Finding that T cells can persist for years throughout skin and blood and understanding what defines such durable immune responses in melanoma patients will lead to better design of therapies to achieve such responses.Mary Jo Turk, PhD
Some melanoma patients respond very well to immunotherapy, experiencing a strong and long-lasting tumor regression. Some of these patients will also develop autoimmunity against their normal melanocytes—the cells that give rise to melanoma. This phenomenon is called vitiligo. Melanoma survivors with vitiligo have long been recognized as a special group with an outstanding prognosis, and a strong response of immune system cells called T cells.
Immunotherapy researchers at NCCC led by Mary Jo Turk, PhD, and surgical oncologist Christina Angeles, MD (now of University of Michigan), have discovered how a subset of T cells known as memory T cells are generated in melanoma survivors with vitiligo and able to function for years after a tumor is gone.
“We are trying to understand how immune responses against cancer can persist over long periods of time in patients who have excellent responses to immunotherapy,” says Turk. “Our study was aimed at discovering where T cells go, what they do and how long they last in these patients. Some T cells last a short time, but others, known as memory T cells, can last for years. The goal of this work was to understand how memory T cells are generated in these patients.”
Turk and Angeles found that T cells that enter melanoma tumors also tend to enter a patient’s vitiligo-affected skin and that vitiligo-affected skin gathers a more focused collection of tumor-related T cells than does blood. They also found that T cells in melanoma tumors are biologically very similar to those in vitiligo-affected skin. With these findings, the team then identified a new subset of “resident memory” cells that have a certain gene profile or "signature." The cells with this signature localize to patient skin and tumor and are found in melanoma tumors from patients who have survived longer than those who don’t have cells with this signature. Turk and Angeles found that T cells that enter tumors have matching clonal partners, or daughter cells, that persist in patient skin and blood up to nine years later.
Findings of this study are newly published in Nature Cancer. No other study has demonstrated cellular evidence of such long-lived immunity to cancer. The extensive collaboration between scientists, surgeons and oncologists required collecting samples of tumor, blood and skin from melanoma patients over a period of several years.

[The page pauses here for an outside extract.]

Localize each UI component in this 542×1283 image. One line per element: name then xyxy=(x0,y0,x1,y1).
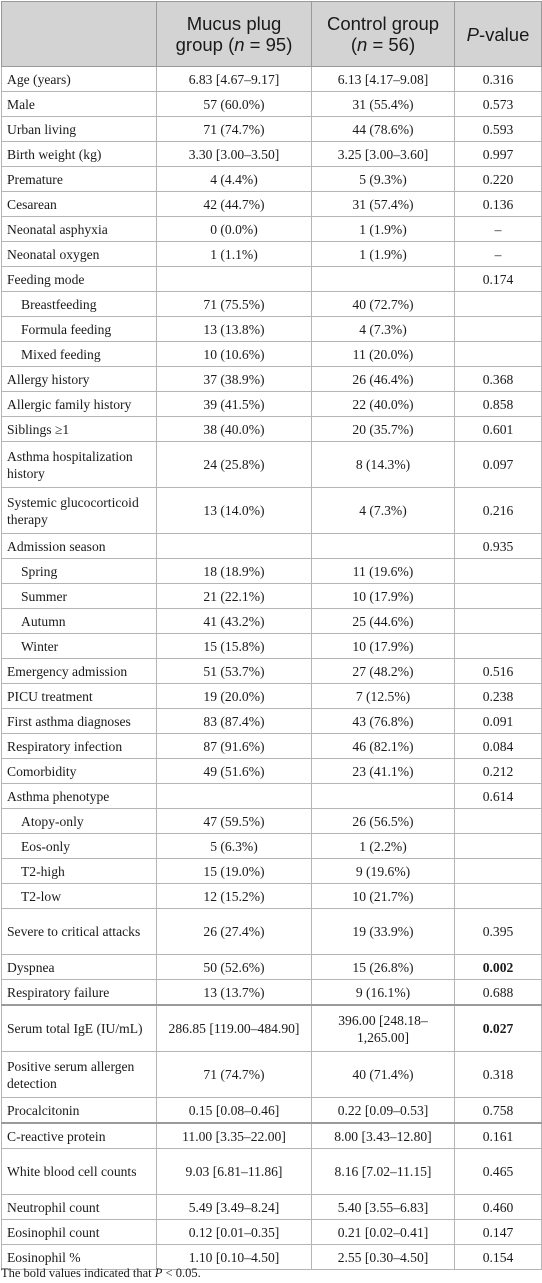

Patient specimens were analyzed using state-of-the-art technologies called single-cell RNA sequencing and T-cell receptor sequencing.
These studies were done with a subset of T cells called cytotoxic or “CD8” T cells. Turk and Angeles next want to understand if similar features are seen in patient-helper or “CD4” T cells, and if similar immunity is generated in patients with skin inflammation aside from vitiligo, such as rash. The team will also investigate how different types of immunotherapy affect the new cell population that they discovered.
“Finding that T cells can persist for years throughout skin and blood and understanding what defines such durable immune responses in melanoma patients will lead to better design of therapies to achieve such responses,” says Turk.
Co-leading this work was Christina Angeles, MD, FACS, who designed and led clinical aspects of the study while at NCCC and served as co-corresponding author on the paper. Angeles is now a surgical oncologist at Rogel Cancer Center, University of Michigan.
* * *
Mary Jo Turk, PhD, is the Co-Director of the Immunology and Cancer Immunotherapy Research Program at Dartmouth’s and Dartmouth-Hitchcock’s Norris-Cotton Cancer Center and the O. Ross McIntyre, MD, Endowed Professor and Professor of Microbiology and Immunology at the Geisel School of Medicine at Dartmouth. Her laboratory's immunotherapy research focuses on generating durable memory T cell responses for long-lived immunity to cancer.